The gods have bestowed upon me a unique quest: it is my privilege and duty to profess mine allegiance towards the great mythical beast known as the dragon, in order to prove that it is the superior mythical creature amongst this potpourri of challengers. With this being said, it is important that I do not acknowledge what the other competitors are, because I don’t remember them off the top of mine own head.
So yea dragons – there’s tons of different types first off. You’ve got your standard run-of-the-mill fantasy dragons like Smaug from The Hobbit or that badass one from Harry Potter and the Deathly Hallows. You’ve got your Chinese dragons, which possess a sexy serpentine quality that would arouse even the staunchest of republicans. These guys are all fine and dandy, but what I really prefer is the non-threatening dragons. We’re talking about something along the lines of the Dragon Tales characters – more non-threatening than a Will Smith rap (too easy?) Yes, I think everyone knows which dragon I’m talking about. Puff the Magic Dragon.
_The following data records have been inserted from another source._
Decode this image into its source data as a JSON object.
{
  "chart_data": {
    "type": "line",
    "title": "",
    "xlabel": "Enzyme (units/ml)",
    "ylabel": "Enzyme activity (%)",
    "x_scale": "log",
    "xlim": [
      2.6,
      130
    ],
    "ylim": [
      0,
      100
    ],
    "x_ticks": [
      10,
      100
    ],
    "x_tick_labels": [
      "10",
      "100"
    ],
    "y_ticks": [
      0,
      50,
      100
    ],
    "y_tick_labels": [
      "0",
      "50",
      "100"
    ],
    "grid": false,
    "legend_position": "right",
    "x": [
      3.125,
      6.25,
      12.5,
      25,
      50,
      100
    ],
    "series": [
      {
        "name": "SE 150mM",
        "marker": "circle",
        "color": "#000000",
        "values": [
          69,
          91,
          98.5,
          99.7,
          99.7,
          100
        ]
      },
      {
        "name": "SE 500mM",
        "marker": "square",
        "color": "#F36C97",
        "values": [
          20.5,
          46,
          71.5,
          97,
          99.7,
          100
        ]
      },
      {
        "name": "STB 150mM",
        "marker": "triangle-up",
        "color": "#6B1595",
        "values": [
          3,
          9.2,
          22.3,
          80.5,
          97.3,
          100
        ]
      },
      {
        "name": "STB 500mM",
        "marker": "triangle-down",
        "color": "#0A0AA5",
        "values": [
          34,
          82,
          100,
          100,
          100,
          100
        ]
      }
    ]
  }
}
Sure he’s featured in a kids’ song. Yes it sounds a lot like they’re talking about smoking weed. To be honest I’m not really sure whether that’s what the song is about or not – I’m too lazy to even check Wikipedia. But! Let me reassure you that for the sake of my argument, we’ll assume that Puff the Magic Dragon is the highest, dopest, most respectful drug-dealing dragon since Dringolith the High.
Why is Puff so much better than all of the other shmucks in this competition? When was the last time that you could “hang out” with the Abominable Snowman? Does that clown even exist? We can all be certain that Puff exists – he’s in a song that’s over forty years old. Even the Casey Anthony jury can’t deny that evidence.
Now I’ve never done drugs before, but I can assure you that if I was going to, I’d want to smoke with Puff the Magic Dragon. Why? Well you can be assured that he’s almost always got some funky stuff on him. That’s a given. But if you delve a little deeper into the history of Puff the Magic dragon, you’ll see that he’s MAGIC. How gnarly would that be if you’re sitting there, tripping on a cloud and falling eight miles high, and your boy starts conjuring shit up?
Let’s not look past the other attributes that Puff would contribute. He can breathe fire, can do some magic or stuff, and yea. That’s really all that I have for this argument. If anything else, his song is featured in Meet the Parents and in your childhood memories. There it is.